# Best way to transport meat ???



## frog1437 (Mar 21, 2005)

How do you guys get meat home after you pick it up from the processor ?? I have considered big coolers packed with ice (probably the cheapest) but I would spend a small fortune on enough to hold 2 hogs...Has anyone considered power inverters and loaded a freezer in the back of a pickup ? Have also considered making 2 trips with less coolers but its a little over an hour trip. Any suggestions ??????? (home processing seems to be about the only realistic solution ) Thanks


----------



## Siryet (Jun 29, 2002)

Delivered 1 full butchered hog to Houston, Texas in a capped 55 gal drum, plastic, with a little ice on top. 9 hr trip and meat was still frozen solid when it got there.

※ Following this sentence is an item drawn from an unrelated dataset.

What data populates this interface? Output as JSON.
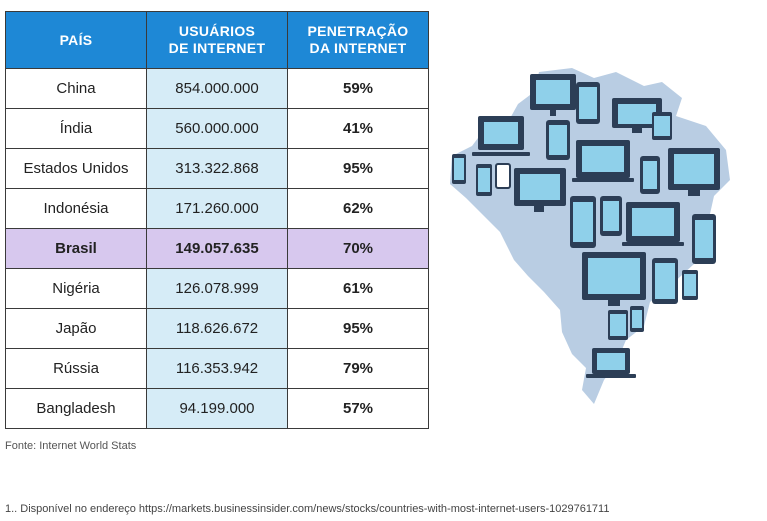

I just bring the meat home from our butcher 1/2 hr away in the bags he packs it in. Never a problem.


----------



## uncle Will in In. (May 11, 2002)

Cardboard boxes would be enough insulation to keep the frozen contents from starting to thaw for well over an hour. If you thing it might you could just lay some newspapers and a blanket over the boxes. The meat would stay frozen in a cooler for many hours without any ice added.


----------



## Rockin'B (Jan 20, 2006)

Our butcher is 8 miles from our house. We bring it home in cardboard boxes and milk crates. I'd do the same if it was 40 miles away. It takes quite awhile before it really starts to thaw.


----------



## Up North (Nov 29, 2005)

Our butcher is an 1 1/2 hours away. We just pack it into laundry baskets. If I'm worried about it being too warm I just wrap the laundry baskets in blankets. 

Heather


----------



## Paul72 (Mar 13, 2005)

When we moved from wis. to alabama in April, we had a freezer full of meat and instead of giving it all away or selling it, I packed our smaller chest freezer completely full and loaded it at the rear of the moving truck, 21 hour trip and everything stayed frozen. I covered the freezer with a couple heavy sleeping bags and had my generator just in case. When we haul from processor we use 2 of the largest 150 qt. Igloo coolers, keeps everything frozen and 16 yo son and I can carry the cooler to wherever we need to unload at.-----Paul


----------



## Suburban Farm (Jun 14, 2006)

Freshly killed meat will last a couple hours easily. If you drop it off at the slaughter house and pick it up right after it is killed and drive for a couple hours with it, it will still be good when you get home. 

Cheryl


----------